ハードでソフトな『プロジェクトぴあの』(山本弘)を読む

 

プロジェクトぴあの(上) (ハヤカワ文庫JA)

プロジェクトぴあの(上) (ハヤカワ文庫JA)

 
プロジェクトぴあの(下) (ハヤカワ文庫JA)

プロジェクトぴあの(下) (ハヤカワ文庫JA)

 

おれはいくらかSFを読んできたといっていいが、入り口はヴォネガットの『チャンピオンたちの朝食』とP.K.ディックの『ザップ・ガン』であって、日本のSFにはとんと疎い。ネビュラ賞とかヒューゴー賞とかの字面を追って作品を追ってきたばかりであって(ヴォネガットとディックは結局とくべつな存在になったけれど)、SFを俯瞰するということもできない。

して、日本のSF作家というと、超大作『天冥の標』の小川一水と、『戦闘妖精雪風』の神林長平あたりということになる。半村良を入れてよければ、それも入れてくれ。あと、ちょっと野尻抱介。まあ、であるからして、「日本SFの基本を読んでいないじゃないか!」であり、「最新の日本SFを知らないじゃないか!」なのであって、そのあたりは不明を詫びるしかない。

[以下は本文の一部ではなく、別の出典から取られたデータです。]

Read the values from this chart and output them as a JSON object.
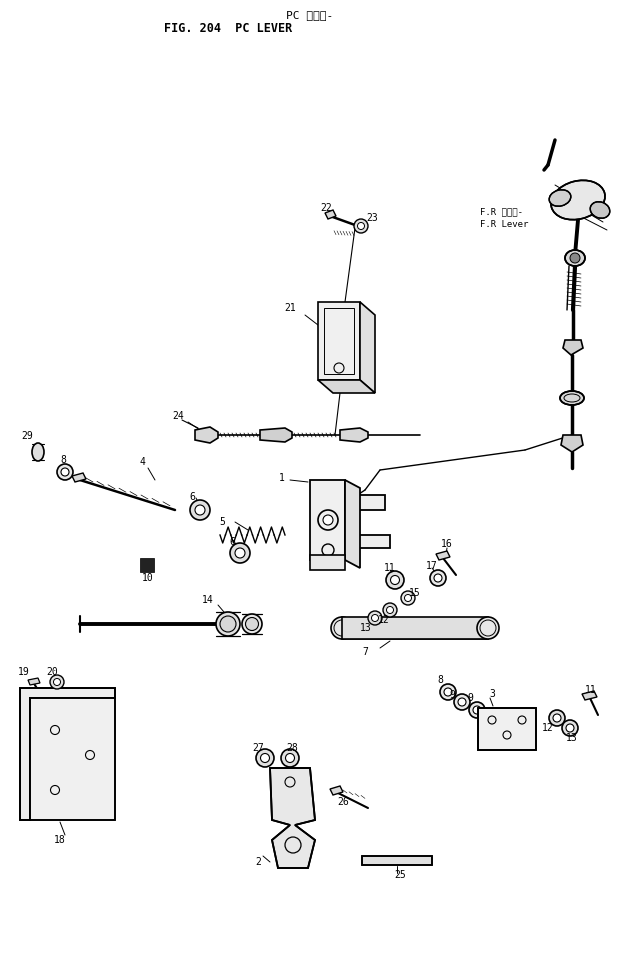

で、山本弘である。おれは名前を薄らぼんやりと知っているばかりであって、作品にあたったことはなかった。興味を持ったのは、この記事を読んだからだった。

「これは "ハードSF作家・山本弘" の遺書だと考えてください。」

https://www.hayakawabooks.com/n/nf9f666619589

おれはいきなり遺書から読むような人間か? 答えはイエス。遺書だから読むのではないけれど、そこまで言うのならば、読んでみたいという思いがある。そこに尽きる。そしておれはハードSFが好きである。ハードSFのどこが好きかといえば、おれは小学校の算数で躓いてもんどりうって起き上がれなかった人間「ゆえに」、おれを好き勝手だまして、翻弄して、知らない世界に連れて行ってくれるからだ。

プロローグ

 

 ようこそ旧人類ども。

 

 これは結城ぴあのの物語だ。ピアノ・ドライブの発明者。史上最高の突然変異的天才。宇宙への道を拓いた者。人類の恩人。世界の変革者。科学の歌姫。最後のアイドル。いくらキャッチコピーを並べても大げさすぎるということはない。それほど偉大な業績を残していったのだ、ぴあのという女性は。

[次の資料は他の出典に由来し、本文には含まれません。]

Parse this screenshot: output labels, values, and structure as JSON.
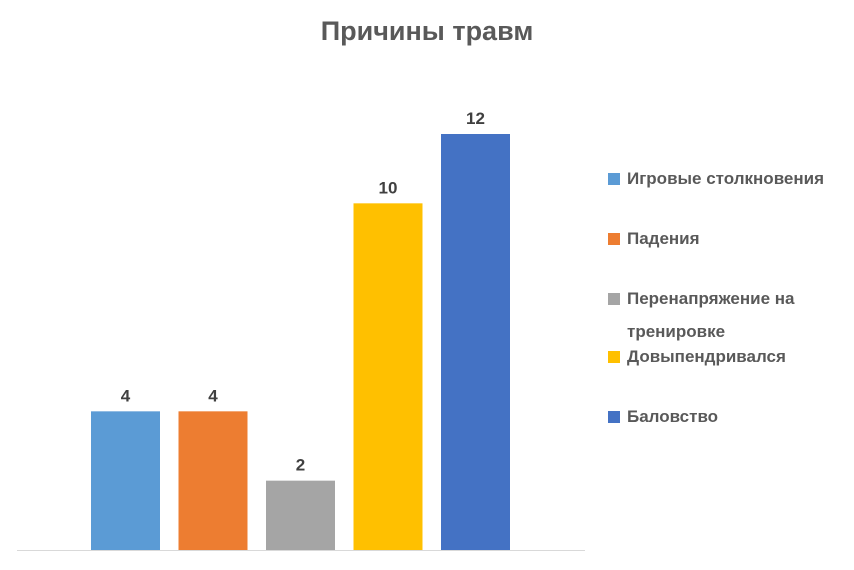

結城ぴあのの物語を読み終えた人は、彼女の旅に乗れた人は、おそらくこの冒頭に必ず戻るものと信じる。そして、ブラウザなり端末なりを立ち上げて、初音ミクの「サイハテ」を聴くだろう。おれはそうした。おれの携帯端末には12時間56分のVOCALOIDの曲が保存されている。

理系男子、理系オタク男子の夢のような話、といえばそうかもしれない。でも、それのどこが悪い。もっとも、おれは高卒文系というなんの能もない人間なのでなんともいえないが。ハードなSFなんだ。おれには結城ぴあのが展開する宇宙論量子力学もまるでわからない。わからないから、信じることができる。騙されようがないのだ。それでは作者にとって手応えがない読者ということになるかもしれないが、そうなのだから仕方ない。

いっぽうで、ソフトな側面がある。作者は意図して、この頃のインターネットやそのミームについて記している。そのあたりは、自分が実際に接していることもあって、なにかむずがゆい感じがしないでもない。が、おれが今まで読んできたハードSFにも、おれんはそうとわからずに、その当時の空気が刻み込まれているのかもしれない。そう思う。それは悪くない。AR、バーチャルアイドルUGC。おれは現にそのような文化に接することができる、そのような世界に生きている。それはひょっとしたら恵まれていることなのかもしれないし、もっと未来に生きていたかったという悔しさなのかもしれない。

とはいえ、なによりソフトなのは秋葉原の風景ではなく、結城ぴあのと語り手、やはり紛れもない人間だろう。人間の関係だろう。人間? 結城ぴあのが人間かというといささかあやしい。そのあやしさ、突き抜け具合にはとても惹かれるところがある。それがどんな存在かは、ともかく本書を読まれたい。そして、願わくは、サイハテまで行き着きますように。